After each pop operation, you have to print the element which is removed.
Note: If a pop operation is used in an empty stack nothing happens to the stack, but you have to print -1.
Input Format :
The first line of the input contains ‘T’ denoting the number of test cases.
The first line of each test case contains ‘Q’ denoting the number of queries.
In the next Q lines input is either of the types :
Id 0: where ‘id’ is the index of the stack ( out of the three ) in which we have to work on, 0 means we have to pop a top element from the stack.
Id 1 ele: where ‘id’ is the index of the stack ( out of the three ) in which we have to work on, 1 means we have to push ‘ele’ element on top of the stack.
Output Format :
For each query of type 0, If the stack is non-empty print the removed element.
If a stack is empty print -1.
Print each element in the new line.
Constraints :
1 <= T <= 3
0 <= Q, ele <= 10^5
0 <= id <= 2 , denoting one of the three stack
Time Limit : 1 sec
Approaches
You will create an array ‘arr’ of size Q which will keep all the elements pushed in three arrays. Since we are using 3 stacks in a single array, we need to have a way of finding the position of the top of the stack (tos) in the array, for which we will store the tos position of all 3 stacks.
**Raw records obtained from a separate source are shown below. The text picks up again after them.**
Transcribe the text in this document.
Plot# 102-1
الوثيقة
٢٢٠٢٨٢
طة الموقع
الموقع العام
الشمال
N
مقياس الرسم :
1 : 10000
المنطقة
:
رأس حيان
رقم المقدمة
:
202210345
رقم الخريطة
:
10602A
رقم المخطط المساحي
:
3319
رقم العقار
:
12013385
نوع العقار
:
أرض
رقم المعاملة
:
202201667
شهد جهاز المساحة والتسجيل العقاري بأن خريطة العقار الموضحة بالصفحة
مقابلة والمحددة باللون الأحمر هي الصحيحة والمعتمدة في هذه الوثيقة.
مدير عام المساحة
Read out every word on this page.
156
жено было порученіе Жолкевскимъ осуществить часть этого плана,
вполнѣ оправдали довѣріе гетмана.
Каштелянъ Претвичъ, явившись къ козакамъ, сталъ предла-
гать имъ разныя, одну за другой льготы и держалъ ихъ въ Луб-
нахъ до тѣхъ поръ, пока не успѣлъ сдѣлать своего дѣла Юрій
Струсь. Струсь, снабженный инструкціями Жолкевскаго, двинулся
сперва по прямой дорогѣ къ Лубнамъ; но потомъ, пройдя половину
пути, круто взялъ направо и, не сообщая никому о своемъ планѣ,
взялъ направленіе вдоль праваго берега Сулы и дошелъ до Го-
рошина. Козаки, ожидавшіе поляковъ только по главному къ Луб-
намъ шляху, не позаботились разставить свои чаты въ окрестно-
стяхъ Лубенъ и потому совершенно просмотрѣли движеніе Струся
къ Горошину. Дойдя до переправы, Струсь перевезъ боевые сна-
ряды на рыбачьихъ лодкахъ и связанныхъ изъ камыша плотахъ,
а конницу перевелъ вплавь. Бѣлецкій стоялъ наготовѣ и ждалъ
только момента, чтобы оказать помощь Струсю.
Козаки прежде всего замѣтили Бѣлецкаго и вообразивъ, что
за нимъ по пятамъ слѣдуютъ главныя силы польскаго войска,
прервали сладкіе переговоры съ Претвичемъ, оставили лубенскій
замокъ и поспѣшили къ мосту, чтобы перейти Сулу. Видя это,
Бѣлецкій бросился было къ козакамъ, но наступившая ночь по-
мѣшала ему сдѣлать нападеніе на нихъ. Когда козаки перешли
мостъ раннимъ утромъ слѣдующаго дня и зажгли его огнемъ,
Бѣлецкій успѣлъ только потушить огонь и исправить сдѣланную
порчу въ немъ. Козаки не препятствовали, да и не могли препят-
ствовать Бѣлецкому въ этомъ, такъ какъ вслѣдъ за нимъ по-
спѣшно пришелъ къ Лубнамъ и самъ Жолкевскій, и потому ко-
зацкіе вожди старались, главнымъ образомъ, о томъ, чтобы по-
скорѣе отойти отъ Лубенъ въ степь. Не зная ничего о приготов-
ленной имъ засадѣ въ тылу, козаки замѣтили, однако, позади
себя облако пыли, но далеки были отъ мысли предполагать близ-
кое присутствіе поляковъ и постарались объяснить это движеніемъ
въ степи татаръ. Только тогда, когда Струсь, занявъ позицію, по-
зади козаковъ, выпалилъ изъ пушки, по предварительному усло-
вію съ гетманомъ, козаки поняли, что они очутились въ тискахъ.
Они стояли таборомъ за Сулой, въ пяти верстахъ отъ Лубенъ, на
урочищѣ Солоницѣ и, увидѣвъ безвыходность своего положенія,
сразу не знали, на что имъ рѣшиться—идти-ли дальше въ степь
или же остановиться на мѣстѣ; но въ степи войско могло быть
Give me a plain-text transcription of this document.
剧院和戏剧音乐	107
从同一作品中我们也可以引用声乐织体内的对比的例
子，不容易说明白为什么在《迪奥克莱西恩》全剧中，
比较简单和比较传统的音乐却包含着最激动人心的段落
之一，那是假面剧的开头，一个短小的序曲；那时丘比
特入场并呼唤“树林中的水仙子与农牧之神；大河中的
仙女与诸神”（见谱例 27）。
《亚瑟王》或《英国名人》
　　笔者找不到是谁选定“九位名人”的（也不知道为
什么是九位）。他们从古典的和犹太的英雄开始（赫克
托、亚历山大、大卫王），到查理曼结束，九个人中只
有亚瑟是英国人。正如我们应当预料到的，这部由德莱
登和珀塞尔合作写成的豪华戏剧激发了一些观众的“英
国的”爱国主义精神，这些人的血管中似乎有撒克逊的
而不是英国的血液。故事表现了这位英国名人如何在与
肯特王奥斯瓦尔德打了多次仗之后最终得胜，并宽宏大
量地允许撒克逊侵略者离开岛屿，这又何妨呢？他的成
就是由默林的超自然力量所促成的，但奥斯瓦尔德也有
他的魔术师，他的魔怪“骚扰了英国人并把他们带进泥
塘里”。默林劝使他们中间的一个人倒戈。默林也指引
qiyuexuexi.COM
You also need an array ‘prev’ of size Q, where prev[i] tells what is the index of the prev element in the current stack.
Eg: if the input is
1
7
0 1 5
0 1 1
1 1 6
2 1 8
0 1 4
1 1 2
0 1 6
Then our arrays will be like this:
tos= {6 , 4, 3} , // tos stores position of top of stack
Prev[1] =0, because in stack 0 if we pop the element at position 1, the tos will be 5 which is at position 0.
Algo for pop operation:
- If tos of the stack is -1, then it means the stack is empty, print -1.
- If tos is not -1, then print the element at position tos, mark the current position in ‘arr’ array as -1 representing its empty and change the
tos[stack_id]= prev[ tos[ stack_id ] ].
Algo for push operation:
- Find an empty index in the array, say emp_id.
- Then change prev[ emp_id ] = tos[stack_id], to link the next element that is to be pushed.
- Update tos as tos[ stack_id] =emp_id, and update value at position emp_id in array ‘arr’.
The approach is mostly the same as brute force, the only difference is instead of doing findEmptyIndex() in O(Q), we will do it in O( log(Q) ) using set or priority queue.
Or we can also do it in O(1) using unordered_set